Antigua sits on a plain surrounded by low hills and three tall volcanoes. When we were here a few weeks ago (before our detour into southern Honduras), we managed to take some pictures of them. Now, although the house we’re looking after has windows facing all three volcanoes, you can barely see them through the haze. The air is muggy, and wind whips up the dust that has accumulated in the streets through months of dry season. Everything needs a good soaking, but apparently the rains are still about a month away.
The word “antigua” means “former” or “old.” The town’s full name is “La Antigua Guatemala (City).” This place was Spain’s colonial capital for all of Central America from the 1500s to the late 1700s, when a series of earthquakes wreaked so much havoc that the powers-that-be moved the capital a few valleys over to what is now Guatemala City. Antigua languished for almost two centuries, until Guatemalans and expatriates rediscovered its crumbling charms, and money for preservation poured in.
What makes Antigua so pretty is the buildings. This is the first place we’ve seen in Central America that reminds us of southern Spain: cobblestone streets (a beast to drive on but lovely to look at), low buildings stuccoed and painted white or earth tones (mustard yellow, ocher, brick red), with clay tile roofs, wooden doors and eaves, and decorative iron grilles over the windows. The fancier houses open inward, Moorish-style, to courtyards with fountains and flowers and covered walkways on all sides, like cloisters, where the inhabitants could live and work out of the sun but in the open air.
Amid all of the old Spanish feeling are unexpected Baroque touches. Turn a corner and you’ll find the ruined facade of a Baroque church rising high above the houses and shops around it. For some reason, although most of Antigua’s residential structures have been lovingly restored, many of its 17th- and 18th-century churches and convents are still in ruins. Some of the churches that have been preserved are painted bright yellow with white plaster trim, making them look like elaborately iced lemon cakes.
As it that weren’t picturesque enough, Antiqua is currently draped in purple bunting for Lent.

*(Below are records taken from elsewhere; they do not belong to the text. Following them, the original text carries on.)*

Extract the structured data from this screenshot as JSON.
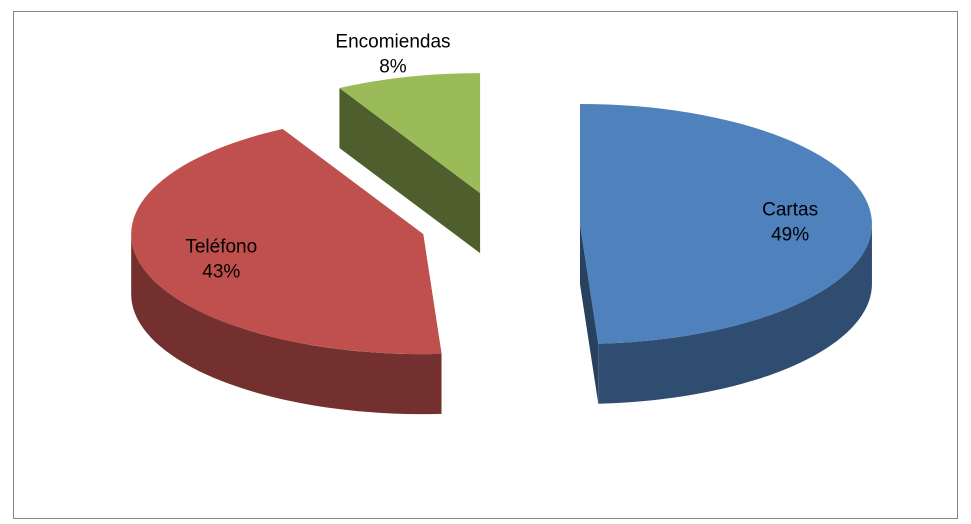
{
  "chart_data": {
    "type": "pie",
    "categories": [
      "Cartas",
      "Teléfono",
      "Encomiendas"
    ],
    "values": [
      49,
      43,
      8
    ],
    "value_labels": [
      "49%",
      "43%",
      "8%"
    ],
    "colors": [
      "#4f81bd",
      "#c0504d",
      "#9bbb59"
    ]
  }
}
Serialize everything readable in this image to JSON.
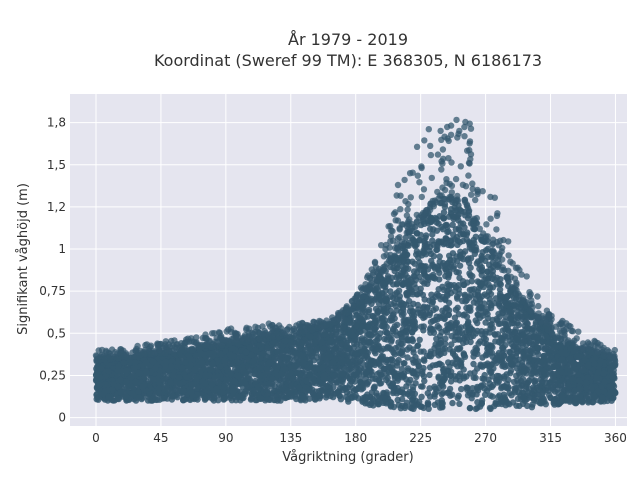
{
  "chart_data": {
    "type": "scatter",
    "title_line1": "År 1979 - 2019",
    "title_line2": "Koordinat (Sweref 99 TM): E 368305, N 6186173",
    "xlabel": "Vågriktning (grader)",
    "ylabel": "Signifikant våghöjd (m)",
    "xlim": [
      -18,
      368
    ],
    "ylim": [
      -0.05,
      1.92
    ],
    "x_ticks": [
      0,
      45,
      90,
      135,
      180,
      225,
      270,
      315,
      360
    ],
    "x_tick_labels": [
      "0",
      "45",
      "90",
      "135",
      "180",
      "225",
      "270",
      "315",
      "360"
    ],
    "y_ticks": [
      0,
      0.25,
      0.5,
      0.75,
      1,
      1.25,
      1.5,
      1.75
    ],
    "y_tick_labels": [
      "0",
      "0,25",
      "0,5",
      "0,75",
      "1",
      "1,2",
      "1,5",
      "1,8"
    ],
    "grid": true,
    "marker_color": "#34586f",
    "background_color": "#e5e5ef",
    "envelope": {
      "direction": [
        0,
        15,
        30,
        45,
        60,
        75,
        90,
        105,
        120,
        135,
        150,
        165,
        180,
        195,
        210,
        225,
        240,
        255,
        270,
        285,
        300,
        315,
        330,
        345,
        360
      ],
      "typical_min_height": [
        0.1,
        0.1,
        0.1,
        0.1,
        0.1,
        0.1,
        0.1,
        0.1,
        0.1,
        0.1,
        0.1,
        0.1,
        0.09,
        0.06,
        0.05,
        0.05,
        0.05,
        0.05,
        0.05,
        0.05,
        0.06,
        0.07,
        0.08,
        0.09,
        0.1
      ],
      "typical_max_height": [
        0.34,
        0.35,
        0.37,
        0.38,
        0.39,
        0.41,
        0.43,
        0.45,
        0.47,
        0.49,
        0.52,
        0.56,
        0.66,
        0.82,
        1.02,
        1.18,
        1.3,
        1.28,
        1.06,
        0.82,
        0.64,
        0.5,
        0.43,
        0.38,
        0.35
      ],
      "peak_max_height": [
        0.4,
        0.41,
        0.43,
        0.45,
        0.47,
        0.49,
        0.53,
        0.55,
        0.56,
        0.56,
        0.57,
        0.6,
        0.72,
        0.95,
        1.42,
        1.72,
        1.84,
        1.86,
        1.5,
        1.06,
        0.82,
        0.62,
        0.55,
        0.46,
        0.4
      ]
    }
  }
}
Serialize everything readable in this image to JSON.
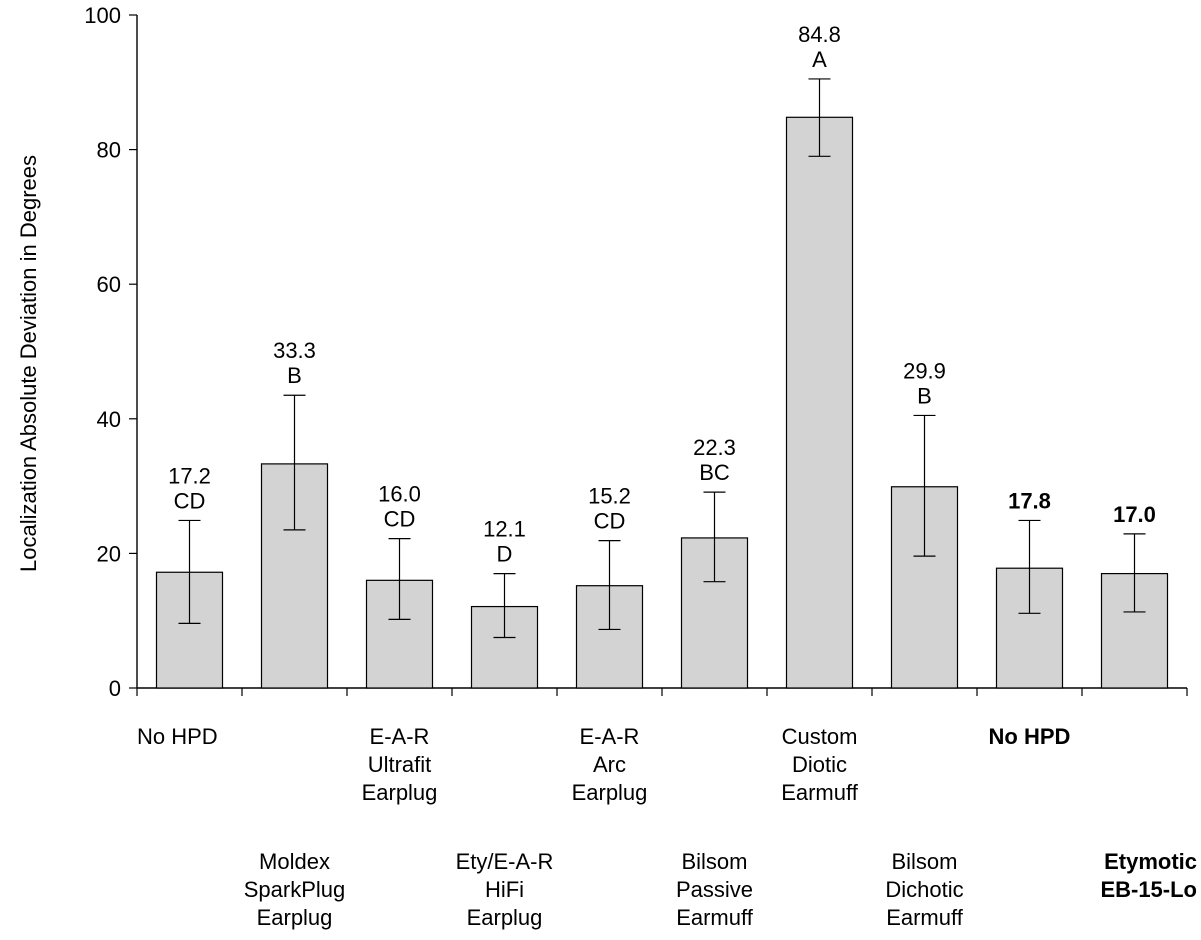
{
  "chart_data": {
    "type": "bar",
    "ylabel": "Localization Absolute Deviation in Degrees",
    "ylim": [
      0,
      100
    ],
    "yticks": [
      "0",
      "20",
      "40",
      "60",
      "80",
      "100"
    ],
    "bar_color": "#d3d3d3",
    "categories": [
      {
        "lines": [
          "No HPD"
        ],
        "row": "upper",
        "bold": false
      },
      {
        "lines": [
          "Moldex",
          "SparkPlug",
          "Earplug"
        ],
        "row": "lower",
        "bold": false
      },
      {
        "lines": [
          "E-A-R",
          "Ultrafit",
          "Earplug"
        ],
        "row": "upper",
        "bold": false
      },
      {
        "lines": [
          "Ety/E-A-R",
          "HiFi",
          "Earplug"
        ],
        "row": "lower",
        "bold": false
      },
      {
        "lines": [
          "E-A-R",
          "Arc",
          "Earplug"
        ],
        "row": "upper",
        "bold": false
      },
      {
        "lines": [
          "Bilsom",
          "Passive",
          "Earmuff"
        ],
        "row": "lower",
        "bold": false
      },
      {
        "lines": [
          "Custom",
          "Diotic",
          "Earmuff"
        ],
        "row": "upper",
        "bold": false
      },
      {
        "lines": [
          "Bilsom",
          "Dichotic",
          "Earmuff"
        ],
        "row": "lower",
        "bold": false
      },
      {
        "lines": [
          "No HPD"
        ],
        "row": "upper",
        "bold": true
      },
      {
        "lines": [
          "Etymotic",
          "EB-15-Lo"
        ],
        "row": "lower",
        "bold": true
      }
    ],
    "values": [
      17.2,
      33.3,
      16.0,
      12.1,
      15.2,
      22.3,
      84.8,
      29.9,
      17.8,
      17.0
    ],
    "error_low": [
      9.6,
      23.5,
      10.2,
      7.5,
      8.7,
      15.8,
      79.0,
      19.6,
      11.1,
      11.3
    ],
    "error_high": [
      24.9,
      43.5,
      22.2,
      17.0,
      21.9,
      29.1,
      90.5,
      40.5,
      24.9,
      22.9
    ],
    "value_labels": [
      "17.2",
      "33.3",
      "16.0",
      "12.1",
      "15.2",
      "22.3",
      "84.8",
      "29.9",
      "17.8",
      "17.0"
    ],
    "group_labels": [
      "CD",
      "B",
      "CD",
      "D",
      "CD",
      "BC",
      "A",
      "B",
      "",
      ""
    ],
    "label_bold": [
      false,
      false,
      false,
      false,
      false,
      false,
      false,
      false,
      true,
      true
    ]
  }
}
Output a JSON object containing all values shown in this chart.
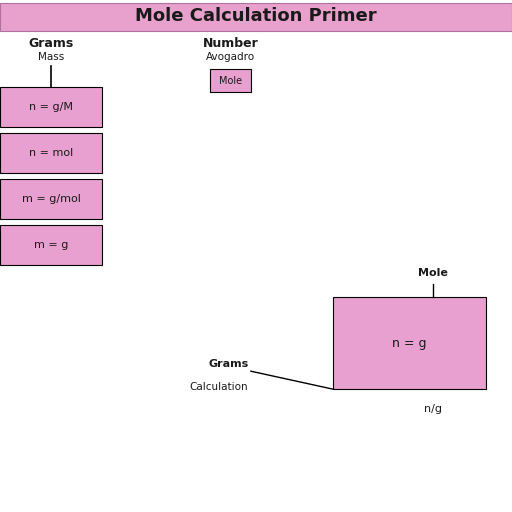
{
  "title": "Mole Calculation Primer",
  "title_bg": "#e8a0cc",
  "title_fontsize": 13,
  "bg_color": "#ffffff",
  "box_color": "#e8a0d0",
  "box_edge": "#000000",
  "left_label_main": "Grams",
  "left_label_sub": "Mass",
  "left_boxes": [
    "n = g/M",
    "n = mol",
    "m = g/mol",
    "m = g"
  ],
  "right_label_main": "Number",
  "right_label_sub": "Avogadro",
  "right_mini_box_text": "Mole",
  "bottom_label_left": "Grams",
  "bottom_label_left2": "Calculation",
  "bottom_label_top": "Mole",
  "bottom_box_text": "n = g",
  "bottom_label_x": "n/g"
}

The 40 days leading up to Easter are a big deal in this town. Every weekend, parish churches host religious processions through the downtown streets—brass bands, marchers in purple Arab-style robes, immense amounts of incense, and floats with ornately dressed statues of Jesus and the Virgin Mary carried on parishoners’ shoulders like huge coffins. These processions are much less solemn affairs than the Easter processions we saw in Spain last year. Here, the local spectators chatter while the floats go by, marchers sport backpacks and talk on cell phones as they walk, and legions of balloon sellers bring up the rear of the
parade (followed by the garbage truck and a half-dozen men with brooms). But what they lack in solemnity, the processions make up in colorful cultural spectacle. A special twist here is the elaborate carpets of colored sawdust, flowers, and fruit that people construct as offerings in the path of the processions. Hours and hours of painstaking work to make something that will be obliterated by the marchers’ feet in minutes. Like a Tibetan sand painting, the glory is in the creating of them.
We arrived in Antigua for the first time after a day-long series of bus rides through villages of dry adobe or new cinder-block houses, dusty rutted roads, and remote hills. Emerging at last into this flat, tidy, manicured, historical town with its drop-dead views, posh shops, and diverse restaurants was a shock. As Melissa put it, you could plunk Antigua down anywhere in Europe and it would be a beautiful city. Here in Central America, it feels like a mirage.